J’ai peint. Peint le rythme de ce paysage, les sons autant que le reste. Le calme. Ça me calmait. L’instant est arrivé où j’ai disparu. Excepté que là, ce n’était pas dans la pose pleine d’énergie d’une femme ni dans un paysage intime et aqueux, mais dans le ruisseau paisible devant moi, dans le commerce bruyant des corvidés, le passage indétectable d’un castor, la lente respiration du matin.

Roman étrange au rythme atypique, alternance de scènes haletantes et suffocantes qui ne sont pas sans rappeler le meilleur de David Vann, et de longs passages contemplatifs voire méditatifs, Peindre pêcher et laisser mourir est un livre qui vous hante bizarrement, qui vous charme, puis vous ennuie vaguement parfois avant de vous scotcher à nouveau à votre siège. Il y a une lenteur volontaire, presque décalée dans cette chasse à l’homme qui donne le premier rôle à la nature. Je regrette seulement la fin du livre que je n’ai pas trouvée à la hauteur du reste. Dommage, pas grave, car il y a quelque chose chez Peter Heller qui me donne envie de le suivre où qu’il aille, surtout si c’est au cœur d’une Amérique coincée entre une toile et un flingue.

Peindre, pêcher & laisser mourir, Peter Heller, éditions Actes Sud

8 comments

  1. Bon je lis en diagonale parce qu’il m’attend pour bientôt …..mais David Vann !!! Youhou tralala et tutti quantti …..!
    Ps : j’ai douloureusement conscience de la vacuité de ce commentaire ……
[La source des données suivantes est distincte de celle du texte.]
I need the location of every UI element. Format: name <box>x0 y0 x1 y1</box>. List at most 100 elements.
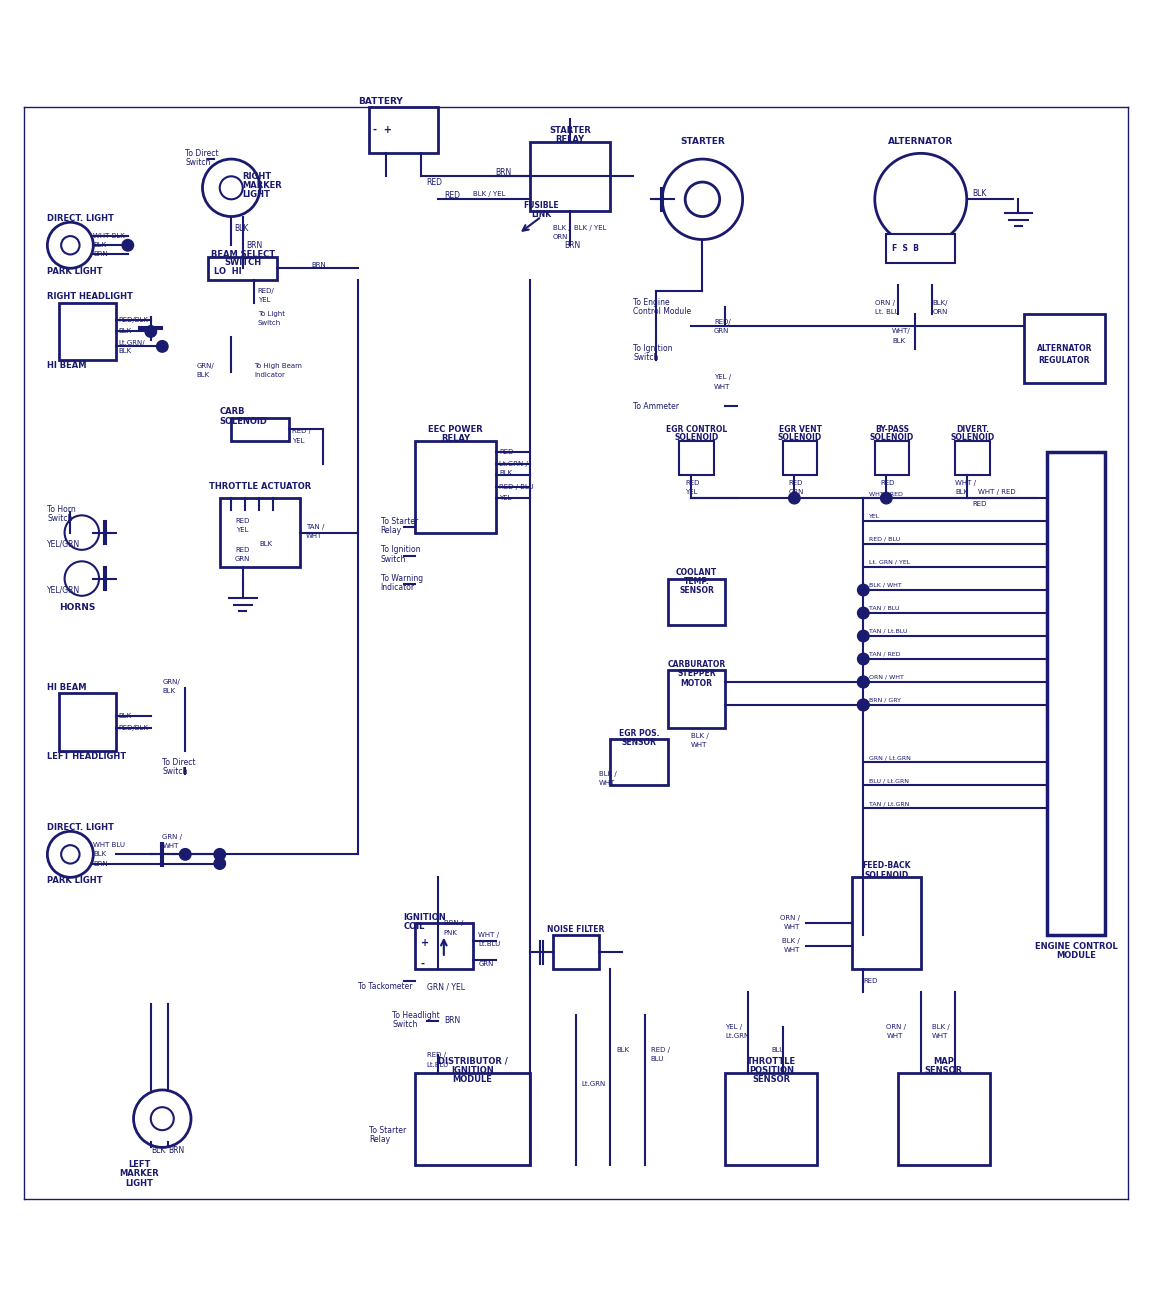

  2. moi aussi j’ai pensé au titre du films des frères Larrieu, dont doit être fan le traducteur, vu qu’en VO c’est « The Painter », ce qui claque quand même moins… (j’aime bien aussi le titre de film « Ivre de femmes et de peinture », dans le même genre)

    sinon tu as aussi « Boire Fumer et Conduire Vite » de Philippe Lelouche avec Vanessa Demouy ^^

  3. Joli billet 🙂 j’avais beaucoup aimé La Constellation du chien. J’ai déjà repéré son nouveau roman en librairie avec ce curieux titre. Je me laisserai sans doute tenter car ton billet m’a beaucoup intriguée!

  4. Personnellement, apres toute cette tension et cette colère, j’ai adoré la fin. Jason sait ce qu’il fait, ce ne sera facile pour personne. Bien aimé ton billet. Je me suis aussi un peu ennuyee sur quelques passages(les courses poursuites…) , mais finalement, la psychologie de cet homme furieux et blessé me restera. Et sa peinture.

  5. Coucou!

    J’ai lu ce livre cette année et il me hante depuis. J’ai essayé la constellation du chien mais ça n’a pas trop bien marché. ..par contre je rêve quelque de quelque chose dans le même genre que the painter… quelque chose dans la nature, contemplatif et de rugueux à la fois. Et puis des grands espaces… tu as une idée pour moi?

    Grand merci!

    1. Bonjour Julien, désolé de ne pas avoir répondu plus vite. Il y a une collection chez Gallmeister dont à peu près tous les livres devraient te plaire, que tu connais peut-être déjà, c’est la collection Nature writing, un genre à part entière qui fait la part belle aux grands espaces sans oublier le côté rugueux.